Like many people, I’m of multiple minds about graffiti.
Mind #1: I don’t like it: if it’s not your property, you shouldn’t alter it. If it’s public property, it’s even LESS cool to lay your mark. (Do unto others: I’m almost 100% sure the average graffiti artist would frown the frown to end all frowns if, heading into his/her bathroom in the morning to brush his/her teeth, discovered a pink hippo riding a tricycle spray-painted on the shower door.)
Mind #2: Show me a book on graffiti art world-round, and I’ll spend at least half an hour flipping through. I won’t deny that there’s something intrinsically attractive about in-your-face art. And sometimes the graffiti is truly beautiful; the skill of the artist enviable.
Mind #3: Place and context: is the graffiti just tagging (hi! I’m here! Lookatme! Lookatme!) or is it social commentary? Was it skillfully applied or slap-dash? Is it marring the side window of some little neighborhood coffee shop (you know the owner’s going to have to go out there with gray paint), or interrupting the monotony of a train ride down the Northeast Corridor?
I think it was last year that the Southwest Corridor multi-use path was repaved, making many cyclists, runners, rollerbladers, and rowdy high school students happy to enjoy smoother travel. Not long after, someone trailed red paint in a erratic line from one end to the other, inciting in me a surprisingly possessive and self-righteous sort of anger (you kids! get out of my back yard!) Not long after that, somebody else stenciled the word Bold between Green Street and Stonybrook Stations. Recently, the erratic line and Bold have been joined by a cyclist wearing a hat.
My first thought: does this mean the bike path has been claimed by hipsters? How connected is the man in a hat to the JP Music Fest mascot, or perhaps walk signs in East Germany?

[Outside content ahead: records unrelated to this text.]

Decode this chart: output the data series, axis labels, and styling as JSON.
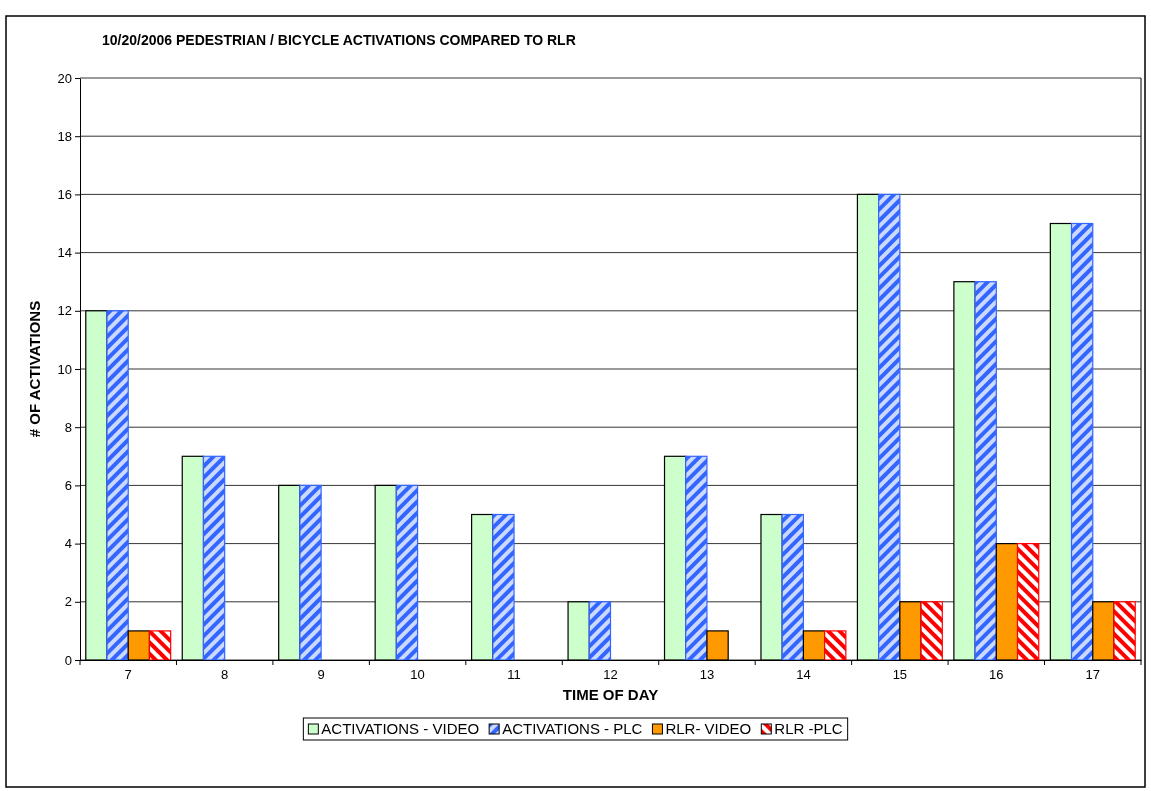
{
  "chart_data": {
    "type": "bar",
    "title": "10/20/2006 PEDESTRIAN / BICYCLE ACTIVATIONS  COMPARED TO RLR",
    "xlabel": "TIME OF DAY",
    "ylabel": "# OF ACTIVATIONS",
    "categories": [
      "7",
      "8",
      "9",
      "10",
      "11",
      "12",
      "13",
      "14",
      "15",
      "16",
      "17"
    ],
    "series": [
      {
        "name": "ACTIVATIONS - VIDEO",
        "color": "#ccffcc",
        "values": [
          12,
          7,
          6,
          6,
          5,
          2,
          7,
          5,
          16,
          13,
          15
        ]
      },
      {
        "name": "ACTIVATIONS - PLC",
        "color": "#3366ff",
        "values": [
          12,
          7,
          6,
          6,
          5,
          2,
          7,
          5,
          16,
          13,
          15
        ]
      },
      {
        "name": "RLR- VIDEO",
        "color": "#ff9900",
        "values": [
          1,
          0,
          0,
          0,
          0,
          0,
          1,
          1,
          2,
          4,
          2
        ]
      },
      {
        "name": "RLR -PLC",
        "color": "#ff0000",
        "values": [
          1,
          0,
          0,
          0,
          0,
          0,
          0,
          1,
          2,
          4,
          2
        ]
      }
    ],
    "ylim": [
      0,
      20
    ],
    "yticks": [
      0,
      2,
      4,
      6,
      8,
      10,
      12,
      14,
      16,
      18,
      20
    ],
    "grid": "y",
    "legend": "bottom"
  }
}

My second thought was more a resigned sigh.
What do you think?
my thoughts on graffitti are similar. i have a love/hate relationship with it. on a recent train ride, i saw some brilliant tags, but what do they mean to me? not many of them say anything worthwhile to the casual observer, even if they look cool.
then there is this overpass that i pass under on an almost daily basis where someone has scrawled in black spray paint “WAKE UP WE ARE LIED TO” and then there’s a little doodle of a cat, done as one job because i noticed it the first morning it appeared. so really it says “WAKE UP WE ARE LIED TO KITTY CAT”
it makes me smile almost every day because it’s so inscrutable! does it mean we are being lied to by cats? or are cats the ones we are to look to for the truth? and what lies must we wake up to and why are cats the mascot? cats are always sleeping! is the artist just trying to make me laugh every day? if so, they win. 🙂
Love that story! I laughed out loud to read “WAKE UP . . . KITTY CAT.”
I love it when the street art transforms the way you see something, or gives you a litte in to the artist’s world. I had a private commune with a long gone grafittiist when I noticed the words “you are too observant” painted on a wall up very high, maybe three stories. I felt strangely complimented.
Thanks for visiting and for your comment, littlebikeblog!
I agree that it’s so satisfying to notice something written for too-observant eyes to catch. I tend to see those things, too.
Also, in the same vein, a friend told me a story about discovering beneath her desk at college, an entire child’s tea set that had been glued to the underside, completely out of sight.